El caso es que después de esta guerra se estableció un nuevo imperio, cuya lengua se iría convirtiendo en la única lengua de la ciencia. La primera en ceder ante la nueva koiné fue, lógicamente, la alemana. Es curioso ver cómo la bibliografía de muchos científicos europeos está en alemán hasta los años cuarenta del siglo XX y en inglés a partir de los años cincuenta. El francés y el ruso resistieron más, quizá porque sus países respectivos tardaron en aceptar la existencia del nuevo imperio, pero han acabado por rendirse a la evidencia.

Así las cosas, se podrían proponer medidas administrativas y legales en España para facilitar el uso del inglés en nuestros laboratorios, pero hay que proceder con mucha cautela, porque las lenguas comparten con algunas otras invenciones humanas, como Dios, la Patria o la Revolución, la capacidad de generar unas intensidades emocionales que pueden llegar a conducir a la gente, en especial a los varones, a dejarse matar o, preferentemente, a dar muerte a sus prójimos.

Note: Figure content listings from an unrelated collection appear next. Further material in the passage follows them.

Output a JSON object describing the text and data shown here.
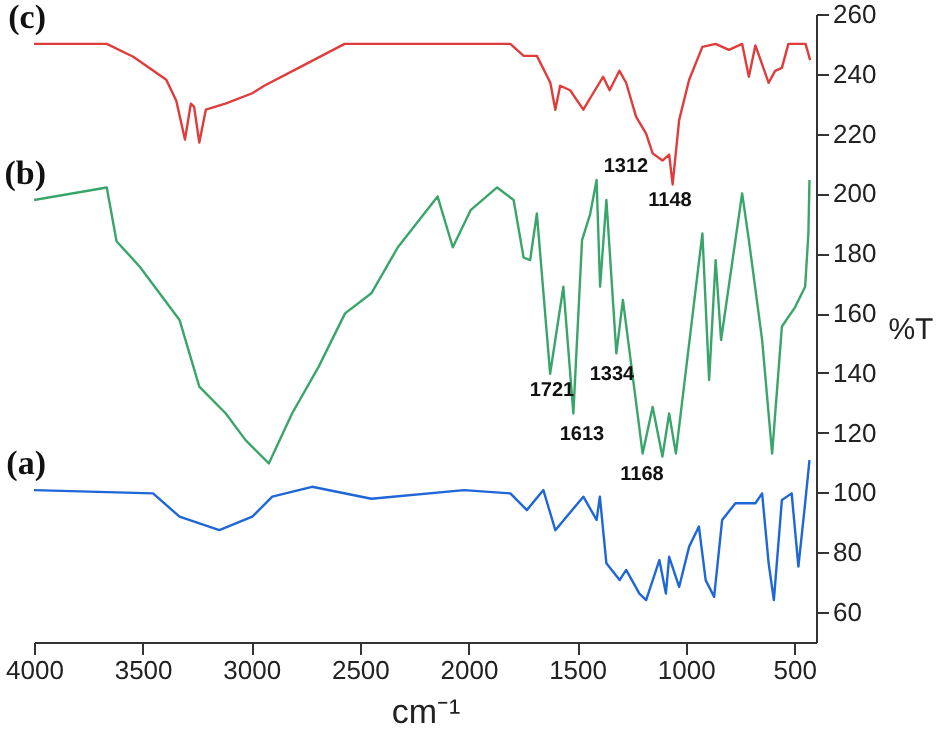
{
  "chart_data": {
    "type": "line",
    "xlabel": "cm⁻¹",
    "ylabel": "%T",
    "xlim": [
      4000,
      400
    ],
    "xticks": [
      4000,
      3500,
      3000,
      2500,
      2000,
      1500,
      1000,
      500
    ],
    "ylim": [
      50,
      260
    ],
    "yticks": [
      60,
      80,
      100,
      120,
      140,
      160,
      180,
      200,
      220,
      240,
      260
    ],
    "grid": false,
    "marker": "none",
    "line_style": "solid",
    "series": [
      {
        "name": "(c)",
        "color": "#e03c3c",
        "x": [
          4000,
          3665,
          3543,
          3391,
          3345,
          3305,
          3278,
          3263,
          3239,
          3209,
          3119,
          2995,
          2940,
          2782,
          2570,
          1807,
          1746,
          1685,
          1623,
          1600,
          1578,
          1532,
          1471,
          1426,
          1380,
          1350,
          1305,
          1274,
          1228,
          1182,
          1152,
          1107,
          1076,
          1060,
          1030,
          984,
          923,
          862,
          801,
          740,
          709,
          679,
          618,
          588,
          557,
          527,
          448,
          427
        ],
        "values": [
          250,
          250,
          245.7,
          238,
          231,
          218,
          230,
          229,
          217,
          228,
          230,
          233.5,
          236,
          242,
          250,
          250,
          246,
          246,
          237,
          228,
          236,
          234.5,
          228,
          233.5,
          239,
          234.5,
          241,
          237,
          225.6,
          220,
          213.4,
          211,
          213,
          203,
          224.5,
          238,
          249,
          250,
          248,
          250,
          239,
          249.5,
          237,
          241,
          242,
          250,
          250,
          244.6
        ]
      },
      {
        "name": "(b)",
        "color": "#3aa56a",
        "x": [
          4000,
          3665,
          3620,
          3513,
          3330,
          3239,
          3117,
          3026,
          2919,
          2812,
          2690,
          2568,
          2447,
          2325,
          2142,
          2072,
          1990,
          1868,
          1792,
          1746,
          1716,
          1685,
          1624,
          1563,
          1517,
          1477,
          1440,
          1410,
          1394,
          1365,
          1319,
          1289,
          1198,
          1152,
          1107,
          1076,
          1045,
          923,
          892,
          862,
          837,
          740,
          709,
          648,
          602,
          557,
          496,
          450,
          435,
          430
        ],
        "values": [
          197.8,
          202,
          184,
          175.5,
          157.7,
          135.4,
          126.4,
          117.5,
          109.7,
          126.4,
          142,
          159.9,
          166.6,
          182,
          199,
          182,
          194.4,
          202,
          197.8,
          178.5,
          177.7,
          193.3,
          139.7,
          168.8,
          126.4,
          184.4,
          193,
          204.5,
          168.8,
          197.8,
          146.5,
          164.4,
          113,
          128.6,
          112,
          126.4,
          113,
          186.6,
          137.6,
          177.7,
          151,
          200,
          184.4,
          151,
          113,
          155.5,
          162,
          168.8,
          186.6,
          204.5
        ]
      },
      {
        "name": "(a)",
        "color": "#1f66d6",
        "x": [
          4000,
          3452,
          3330,
          3147,
          2995,
          2903,
          2720,
          2447,
          2020,
          1807,
          1731,
          1655,
          1600,
          1471,
          1410,
          1395,
          1365,
          1304,
          1274,
          1213,
          1182,
          1121,
          1091,
          1076,
          1030,
          984,
          939,
          908,
          869,
          832,
          771,
          679,
          648,
          618,
          594,
          557,
          512,
          481,
          450,
          430
        ],
        "values": [
          100.8,
          99.7,
          91.9,
          87.4,
          91.9,
          98.6,
          101.9,
          97.9,
          100.8,
          99.7,
          94.1,
          100.8,
          87.4,
          98.6,
          90.8,
          98.6,
          76.3,
          70.7,
          74.1,
          66.2,
          64,
          77.4,
          66.2,
          78.5,
          68.4,
          81.9,
          88.6,
          70.7,
          65.1,
          90.8,
          96.4,
          96.4,
          99.7,
          76.3,
          64,
          97.5,
          99.7,
          75.2,
          96.4,
          110.8
        ]
      }
    ],
    "annotations": [
      "1312",
      "1148",
      "1721",
      "1613",
      "1334",
      "1168"
    ]
  }
}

Se trata, en efecto, de una materia, no sé si explosiva, volátil o muy tóxica, pero que, en cualquier caso, exige enorme cautela en su manipulación.

En consecuencia, no parece prudente imponer hoy una prescripción tan descarada como aquélla de la Universidad de Salamanca escrita, al fin y al cabo, en una época de mayor aplomo doctrinal. Ahora bien, si se acepta que el inglés es hoy la única lengua de la ciencia, habrá que tomar medidas para incorporar su uso a nuestras universidades y centros de I+D, y concretamente al CSIC, ahora que tras un proceso innecesariamente largo, va a dejar de ser un organismo autónomo para convertirse en una agencia estatal. Aparentemente, la nueva personalidad jurídica le va a dar mayor autonomía e incluso dicen que también mayor agilidad de gestión.

Pues bien, si eso es así, quizá esta agencia podría establecer que en sus centros se pudiera trabajar indistintamente en español o en inglés y que para optar a sus puestos de trabajo se pudiese presentar la documentación en cualquiera de las dos lenguas, sin obligar a los extranjeros al engorro de tener que traducir al español memorias científicas y currículos académicos, ni someterlos a apostillas de La Haya y otras antiguallas semejantes, cuya relación con los principios de la termodinámica o los de la Unión Europea se antojan remotos.

Al fin y al cabo, ya la Ley 30/1980 de medidas para la reforma de la función pública y el más reciente Estatuto básico del empleado público de 29 de marzo de 2007 reconocen que los profesores universitarios y los científicos podrán dotarse de normas específicas debido a sus peculiaridades laborales. Pues bien, señor legislador, una de esas peculiaridades es, precisamente, que deben realizar su trabajo en inglés, por lo que habría que desactivar ya todas las triquiñuelas administrativas que hacen del español la única lengua reconocida por la Administración.

Javier López Facal es investigador del CSIC.